皇帝却是没解释,“给我牵匹马来。”边儿上随即有人牵了马过来,皇帝上马将穆清放在身前,“回城。”他喝一声,然后打马径自往前飞驰。
四野里都是火燎过的味道,浓烟四散不时还有未熄的火苗粘在马蹄上,旷野里留了一片战后的狼藉,皇帝打马裹紧怀里的人往城里赶。
姑臧城叫城无城墙,只有往东的城才有墙,无墙的旷野里,即便有多少人,仿佛怀里的人也是随时能叫抢走。
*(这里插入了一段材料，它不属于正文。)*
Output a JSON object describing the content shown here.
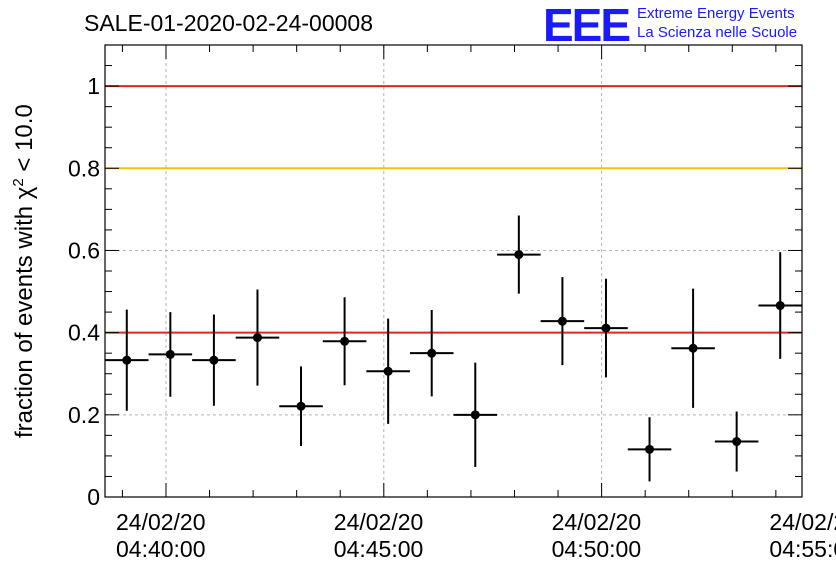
{
  "title": "SALE-01-2020-02-24-00008",
  "logo": {
    "mark": "EEE",
    "line1": "Extreme Energy Events",
    "line2": "La Scienza nelle Scuole"
  },
  "chart_data": {
    "type": "scatter",
    "title": "SALE-01-2020-02-24-00008",
    "ylabel": "fraction of events with χ² < 10.0",
    "ylabel_parts": [
      "fraction of events with ",
      "χ",
      "2",
      " < 10.0"
    ],
    "xlabel": "",
    "ylim": [
      0,
      1.1
    ],
    "xlim": [
      "2020-02-24 04:38:36",
      "2020-02-24 04:54:36"
    ],
    "grid": true,
    "x_ticks": [
      {
        "x": "2020-02-24 04:40:00",
        "date": "24/02/20",
        "time": "04:40:00"
      },
      {
        "x": "2020-02-24 04:45:00",
        "date": "24/02/20",
        "time": "04:45:00"
      },
      {
        "x": "2020-02-24 04:50:00",
        "date": "24/02/20",
        "time": "04:50:00"
      },
      {
        "x": "2020-02-24 04:55:00",
        "date": "24/02/2",
        "time": "04:55:0"
      }
    ],
    "y_ticks": [
      {
        "v": 0,
        "label": "0"
      },
      {
        "v": 0.2,
        "label": "0.2"
      },
      {
        "v": 0.4,
        "label": "0.4"
      },
      {
        "v": 0.6,
        "label": "0.6"
      },
      {
        "v": 0.8,
        "label": "0.8"
      },
      {
        "v": 1.0,
        "label": "1"
      }
    ],
    "reference_lines": [
      {
        "y": 1.0,
        "color": "#e8231f"
      },
      {
        "y": 0.8,
        "color": "#f5c400"
      },
      {
        "y": 0.4,
        "color": "#e8231f"
      }
    ],
    "series": [
      {
        "marker_color": "#000000",
        "points": [
          {
            "x": "2020-02-24 04:39:06",
            "y": 0.333,
            "xerr_s": 30,
            "yerr": 0.123
          },
          {
            "x": "2020-02-24 04:40:06",
            "y": 0.347,
            "xerr_s": 30,
            "yerr": 0.103
          },
          {
            "x": "2020-02-24 04:41:06",
            "y": 0.333,
            "xerr_s": 30,
            "yerr": 0.111
          },
          {
            "x": "2020-02-24 04:42:06",
            "y": 0.388,
            "xerr_s": 30,
            "yerr": 0.117
          },
          {
            "x": "2020-02-24 04:43:06",
            "y": 0.221,
            "xerr_s": 30,
            "yerr": 0.097
          },
          {
            "x": "2020-02-24 04:44:06",
            "y": 0.379,
            "xerr_s": 30,
            "yerr": 0.107
          },
          {
            "x": "2020-02-24 04:45:06",
            "y": 0.306,
            "xerr_s": 30,
            "yerr": 0.128
          },
          {
            "x": "2020-02-24 04:46:06",
            "y": 0.35,
            "xerr_s": 30,
            "yerr": 0.105
          },
          {
            "x": "2020-02-24 04:47:06",
            "y": 0.2,
            "xerr_s": 30,
            "yerr": 0.127
          },
          {
            "x": "2020-02-24 04:48:06",
            "y": 0.59,
            "xerr_s": 30,
            "yerr": 0.095
          },
          {
            "x": "2020-02-24 04:49:06",
            "y": 0.428,
            "xerr_s": 30,
            "yerr": 0.107
          },
          {
            "x": "2020-02-24 04:50:06",
            "y": 0.411,
            "xerr_s": 30,
            "yerr": 0.12
          },
          {
            "x": "2020-02-24 04:51:06",
            "y": 0.116,
            "xerr_s": 30,
            "yerr": 0.078
          },
          {
            "x": "2020-02-24 04:52:06",
            "y": 0.362,
            "xerr_s": 30,
            "yerr": 0.145
          },
          {
            "x": "2020-02-24 04:53:06",
            "y": 0.135,
            "xerr_s": 30,
            "yerr": 0.073
          },
          {
            "x": "2020-02-24 04:54:06",
            "y": 0.466,
            "xerr_s": 30,
            "yerr": 0.13
          }
        ]
      }
    ]
  }
}
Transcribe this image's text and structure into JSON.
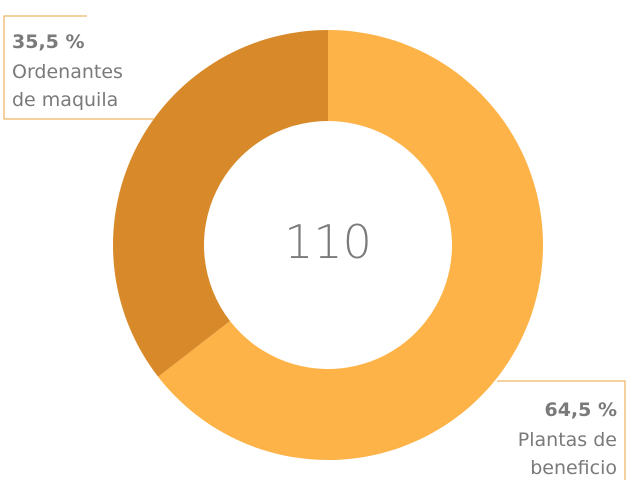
{
  "chart_data": {
    "type": "pie",
    "variant": "donut",
    "center_label": "110",
    "slices": [
      {
        "name_lines": [
          "Plantas de",
          "beneficio"
        ],
        "percent_label": "64,5 %",
        "value": 64.5,
        "color": "#FDB347"
      },
      {
        "name_lines": [
          "Ordenantes",
          "de maquila"
        ],
        "percent_label": "35,5 %",
        "value": 35.5,
        "color": "#D88A2A"
      }
    ],
    "leader_color": "#E8A33D",
    "legend": "none"
  }
}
大军随即队尾变排头往回走,西北方向的骑军追了几里不知怎的又停住了,是时天色发白,风劲雪渣滓却是慢慢停了,皇帝迎风往城里赶,进城时候风开始放缓天色大亮,世界一片清明。
穆清脸色发白眼眶发青,一夜的心力交瘁回城之后依旧被皇帝抱着,她感觉自己从马下被抱下来,感觉他的胡茬往自己脸上贴了许久刺的人生疼,最后浑身一暖入水里时候便彻底将眼睛闭上,身心俱疲,管不了许多。